Remember when Ronald Reagan did TV commercials for General Electric? If you’re not my age, and I’m 76 years old, you probably don’t remember those commercials that Reagan made for GE beginning in 1954, but every commercial ended with Reagan smiling and telling the viewers that “progress was the most important product” for GE.
And how could you argue with that idea? After all, the 1950’s was the first time that a majority of Americans owned their own homes, their own cars, their own TV sets, and their own washers and dryers. That’s not progress?
The only problem was that once GE developed an enormous consumer market for electric appliances, everyone else jumped in, and a company that had owned this market in the 1950’s, found that by the 1980’s, all they owned was a lot of debt.
Enter Jack Welch. He was CEO of GE from 1981 and 2001, and during this period the company’s stock went from $1.50 a share to almost $60 bucks. Welch built a new company by moving GE out of home appliances and into credit, leasing, and other financial pursuits. He also began to buy other companies so that GE’s bottom line no longer depended on washing and drying machines.
Right now the company’s stock is sitting at $6.22 and investors are waiting to hear any day now that Chapter 7 has been filed in some federal bankruptcy court. What was the veritable straw that broke the veritable camel’s back? The company’s decision to get into natural gas production and distribution right when the natural gas market began to contract.
And why has the natural gas industry fallen on hard times? Because of the falling cost of – ready – renewable energy, as in all those wind turbines and solar panels which increasingly dot the landscape all over the place.
Know what industry has suffered even more from renewables than natural gas? Try coal, which is shortly on its way to being completely put to bed. Coal first started being mined and used in large quantities beginning in 1885. By 1918 annual production was 500 million tons, went up and down over the next 80 years and by 2008 hit more than one billion tons each year. Know what the production was in 2016? Try 728 million tons, which is back down to where it was in the early 1980’s.
In other words, coal is basically finished as a primary energy source, and its use will continue to decline as renewable energy and green energy distribution continues to expand. And anyone who tries to deny this slow but sure shift away from coal is either lying, or dumb, or both.
Want the name of an individual who is making a pro-coal argument that is a complete lie? Try the 45th President of the United States who will say anything to drag a few more votes into his column to win a second term. Wyoming, West Virginia, Kentucky, Illinois, and Pennsylvania account for 70% of all U.S. coal. Montana, Texas, Indiana, North Dakota, Colorado, Ohio, New Mexico, Utah, Alabama, and Virginia account for just about all the rest.

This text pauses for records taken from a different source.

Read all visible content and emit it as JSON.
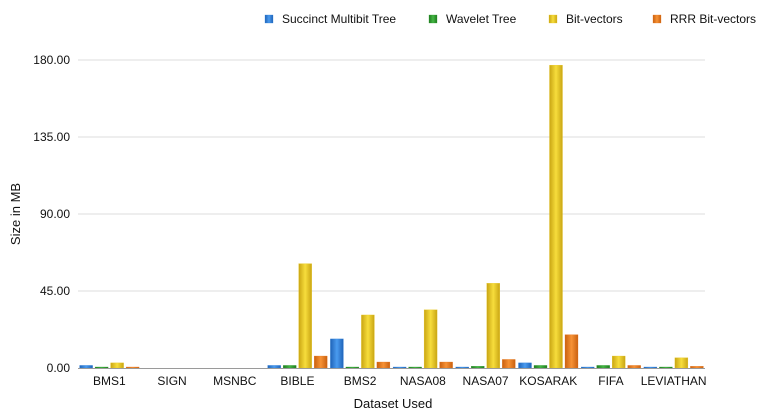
{
  "chart_data": {
    "type": "bar",
    "title": "",
    "xlabel": "Dataset Used",
    "ylabel": "Size in MB",
    "ylim": [
      0,
      180
    ],
    "yticks": [
      "0.00",
      "45.00",
      "90.00",
      "135.00",
      "180.00"
    ],
    "ytick_values": [
      0,
      45,
      90,
      135,
      180
    ],
    "grid": true,
    "legend_position": "top-right",
    "categories": [
      "BMS1",
      "SIGN",
      "MSNBC",
      "BIBLE",
      "BMS2",
      "NASA08",
      "NASA07",
      "KOSARAK",
      "FIFA",
      "LEVIATHAN"
    ],
    "series": [
      {
        "name": "Succinct Multibit Tree",
        "color": "#2f7fd8",
        "values": [
          1.5,
          0,
          0,
          1.5,
          17,
          0.5,
          0.5,
          3,
          0.5,
          0.5
        ]
      },
      {
        "name": "Wavelet Tree",
        "color": "#2e9a2e",
        "values": [
          0.5,
          0,
          0,
          1.5,
          0.5,
          0.5,
          1,
          1.5,
          1.5,
          0.3
        ]
      },
      {
        "name": "Bit-vectors",
        "color": "#e8c61e",
        "values": [
          3,
          0,
          0,
          61,
          31,
          34,
          49.5,
          177,
          7,
          6
        ]
      },
      {
        "name": "RRR Bit-vectors",
        "color": "#e8781e",
        "values": [
          0.3,
          0,
          0,
          7,
          3.5,
          3.5,
          5,
          19.5,
          1.5,
          1
        ]
      }
    ]
  }
}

Note that of those 15 states where coal mining and production still means jobs, nine of those states are reliably red states, but three other states – Pennsylvania, Ohio, and Texas – are states which Trump better win or he’ll be out on his fat ass come January 2021.
So what is Trump doing? He goes around to these coal-rich states, presents himself as a great ‘friend’ of coal miners and simply lies about everything he’s doing to help them keep their jobs. The truth is, he’s not doing anything to revive the coal industry because it can’t be revived. It’s dead and dying, okay? Gone. Or fartig (finished) as my grandfather would say.
But this reality doesn’t stop Trump from going around and using a completely fake narrative to take swipes at the Green New Deal and/or the Communist Left and/or the ‘Democrat’ Party – it’s all one and the same.
The liberal media, from The (failing) New York Times on down, should be ashamed of themselves for giving this guy any space at all.